Mercoledì 27 gennaio ad Arese - presso il Forum delle Associazioni - in viale Resegone, 14 - alle ore 21.00
Dalle impronte ai bambini Rom, all’esclusione dei bimbi dei clandestini nelle scuole di Milano, alle classi separate per stranieri, al tetto del 30% di stranieri in aula, passando per i rinnovi dei permessi che non arrivano mai, al reato di clandestinità, ai centri di prima accoglienza trasformati in campi di concentramento, ai gravissimi fatti di Rosarno.
Il MoVimento 5 Stelle Lombardia dice NO alla campagna d’odio e di violenza nei confronti degli immigrati portata avanti dalla Lega e dalla destra berlusconiana. E promuove la politica dell’integrazione fondata sulla tolleranza e sulla fratellanza tra i popoli.

Durante la serata verranno letti brani di testimonianze di deportati nei campi di concentramento nazisti e testimonianze dei gravi episodi di intolleranza avvenuti in questi anni in Italia.
L’incontro è aperto al pubblico e tutti potranno prendere la parola per leggere qualcosa o per portare la propria esperienza sull’argomento.

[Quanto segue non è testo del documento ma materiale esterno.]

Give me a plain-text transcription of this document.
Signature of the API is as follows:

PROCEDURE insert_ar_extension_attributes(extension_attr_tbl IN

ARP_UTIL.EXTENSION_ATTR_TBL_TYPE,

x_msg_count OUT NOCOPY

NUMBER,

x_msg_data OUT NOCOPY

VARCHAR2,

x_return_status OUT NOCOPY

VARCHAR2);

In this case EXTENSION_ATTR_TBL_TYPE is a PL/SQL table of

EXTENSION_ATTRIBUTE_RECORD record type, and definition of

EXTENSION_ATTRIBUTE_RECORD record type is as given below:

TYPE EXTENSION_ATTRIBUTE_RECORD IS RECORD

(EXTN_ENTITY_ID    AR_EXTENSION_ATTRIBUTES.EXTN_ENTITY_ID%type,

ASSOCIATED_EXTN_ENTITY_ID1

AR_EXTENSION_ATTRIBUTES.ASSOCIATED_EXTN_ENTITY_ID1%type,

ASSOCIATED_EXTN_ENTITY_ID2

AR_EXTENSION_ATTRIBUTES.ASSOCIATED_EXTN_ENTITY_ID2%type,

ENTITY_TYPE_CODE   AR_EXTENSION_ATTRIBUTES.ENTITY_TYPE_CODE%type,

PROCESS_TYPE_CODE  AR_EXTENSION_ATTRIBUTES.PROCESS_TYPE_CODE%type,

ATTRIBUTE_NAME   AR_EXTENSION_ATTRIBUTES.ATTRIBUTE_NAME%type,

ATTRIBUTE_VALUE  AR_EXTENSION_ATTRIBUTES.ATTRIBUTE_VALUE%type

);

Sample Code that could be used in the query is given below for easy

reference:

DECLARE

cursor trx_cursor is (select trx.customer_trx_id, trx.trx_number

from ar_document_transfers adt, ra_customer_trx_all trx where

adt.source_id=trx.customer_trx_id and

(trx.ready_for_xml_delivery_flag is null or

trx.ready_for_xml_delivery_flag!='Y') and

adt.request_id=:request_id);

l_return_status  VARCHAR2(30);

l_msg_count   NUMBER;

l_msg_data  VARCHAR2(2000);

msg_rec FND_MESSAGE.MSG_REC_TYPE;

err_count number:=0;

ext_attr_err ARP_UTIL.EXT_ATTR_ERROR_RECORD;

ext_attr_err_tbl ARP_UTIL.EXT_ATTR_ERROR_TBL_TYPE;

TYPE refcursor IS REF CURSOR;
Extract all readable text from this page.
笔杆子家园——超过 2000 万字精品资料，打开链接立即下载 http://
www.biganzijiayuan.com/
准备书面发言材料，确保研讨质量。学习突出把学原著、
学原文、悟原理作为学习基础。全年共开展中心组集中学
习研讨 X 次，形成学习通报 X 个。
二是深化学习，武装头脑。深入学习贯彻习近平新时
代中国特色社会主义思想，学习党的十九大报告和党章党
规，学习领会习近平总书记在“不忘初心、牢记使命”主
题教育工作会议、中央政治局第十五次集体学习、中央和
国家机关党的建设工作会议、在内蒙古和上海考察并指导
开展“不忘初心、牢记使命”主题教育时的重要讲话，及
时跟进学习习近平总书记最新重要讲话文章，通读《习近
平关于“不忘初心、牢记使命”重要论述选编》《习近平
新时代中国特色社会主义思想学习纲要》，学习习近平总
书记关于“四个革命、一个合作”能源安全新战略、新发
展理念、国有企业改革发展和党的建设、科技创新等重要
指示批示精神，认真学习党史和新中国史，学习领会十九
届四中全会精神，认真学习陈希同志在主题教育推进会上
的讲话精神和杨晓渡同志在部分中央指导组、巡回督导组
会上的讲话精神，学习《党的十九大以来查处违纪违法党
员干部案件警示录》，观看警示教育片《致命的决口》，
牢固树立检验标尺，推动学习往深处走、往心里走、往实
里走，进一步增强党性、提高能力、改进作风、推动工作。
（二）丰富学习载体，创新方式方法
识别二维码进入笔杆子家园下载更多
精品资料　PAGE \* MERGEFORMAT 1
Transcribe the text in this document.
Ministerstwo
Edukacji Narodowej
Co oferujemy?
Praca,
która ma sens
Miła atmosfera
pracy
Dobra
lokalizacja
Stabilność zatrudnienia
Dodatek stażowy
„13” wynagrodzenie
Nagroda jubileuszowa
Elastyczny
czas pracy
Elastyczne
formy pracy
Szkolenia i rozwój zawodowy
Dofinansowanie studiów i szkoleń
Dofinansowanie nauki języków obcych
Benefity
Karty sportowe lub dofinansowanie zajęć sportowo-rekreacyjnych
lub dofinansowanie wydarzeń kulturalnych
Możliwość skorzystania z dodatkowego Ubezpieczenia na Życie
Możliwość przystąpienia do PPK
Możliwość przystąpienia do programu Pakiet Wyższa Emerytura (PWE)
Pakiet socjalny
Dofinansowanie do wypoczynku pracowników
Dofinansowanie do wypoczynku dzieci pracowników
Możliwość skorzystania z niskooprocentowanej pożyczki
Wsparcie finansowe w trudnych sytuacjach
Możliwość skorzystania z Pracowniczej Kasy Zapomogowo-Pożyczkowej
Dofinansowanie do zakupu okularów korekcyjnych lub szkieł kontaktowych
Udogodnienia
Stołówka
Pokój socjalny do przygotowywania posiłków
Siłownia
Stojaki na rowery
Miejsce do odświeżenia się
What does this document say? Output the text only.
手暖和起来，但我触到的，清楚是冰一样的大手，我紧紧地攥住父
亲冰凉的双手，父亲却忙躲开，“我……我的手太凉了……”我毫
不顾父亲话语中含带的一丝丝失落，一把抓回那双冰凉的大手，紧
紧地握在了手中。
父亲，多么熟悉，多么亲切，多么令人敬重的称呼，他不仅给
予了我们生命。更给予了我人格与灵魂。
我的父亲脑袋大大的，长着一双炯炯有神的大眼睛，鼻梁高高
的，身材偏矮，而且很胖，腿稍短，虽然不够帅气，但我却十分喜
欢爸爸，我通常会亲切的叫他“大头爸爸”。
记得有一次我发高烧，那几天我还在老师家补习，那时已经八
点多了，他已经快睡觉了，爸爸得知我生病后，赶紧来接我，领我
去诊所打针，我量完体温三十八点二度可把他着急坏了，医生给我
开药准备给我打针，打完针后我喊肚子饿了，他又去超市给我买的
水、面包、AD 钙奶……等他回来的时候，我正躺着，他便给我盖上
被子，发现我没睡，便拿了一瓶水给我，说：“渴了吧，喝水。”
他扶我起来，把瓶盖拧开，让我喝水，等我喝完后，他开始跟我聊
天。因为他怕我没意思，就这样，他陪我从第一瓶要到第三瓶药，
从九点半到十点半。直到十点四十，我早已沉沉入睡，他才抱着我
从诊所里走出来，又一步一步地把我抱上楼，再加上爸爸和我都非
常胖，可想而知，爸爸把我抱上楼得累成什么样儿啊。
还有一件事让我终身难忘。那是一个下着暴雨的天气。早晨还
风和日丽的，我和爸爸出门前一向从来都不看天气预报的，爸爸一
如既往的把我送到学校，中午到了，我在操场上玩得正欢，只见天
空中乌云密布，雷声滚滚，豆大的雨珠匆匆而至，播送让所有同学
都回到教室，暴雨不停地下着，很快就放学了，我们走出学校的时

Affidiamo alle belle parole di Moni Ovadia quello che sentiamo:
Il nemico della memoria è la celebrazione a buon mercato, tipica di chi vuole rifarsi la verginità perduta. Gli ebrei di oggi sono gli africani, i clandestini, i "vucumprà". Se non ci rendiamo conto di questo, il ricordo della Shoah è vuoto. Sbaglia chi crede di aver fatto i conti con la storia solo per avere fatto una visita in un lager. Si negano ancora i diritti a milioni di persone. Se il giorno della Memoria serve per liquidare il presente allora uccidiamo per la seconda volta i morti dell’olocausto. Chi dice “padroni a casa nostra” istituisce un privilegio che per affermarsi necessita di schiavi. Come di quelli di Rosarno.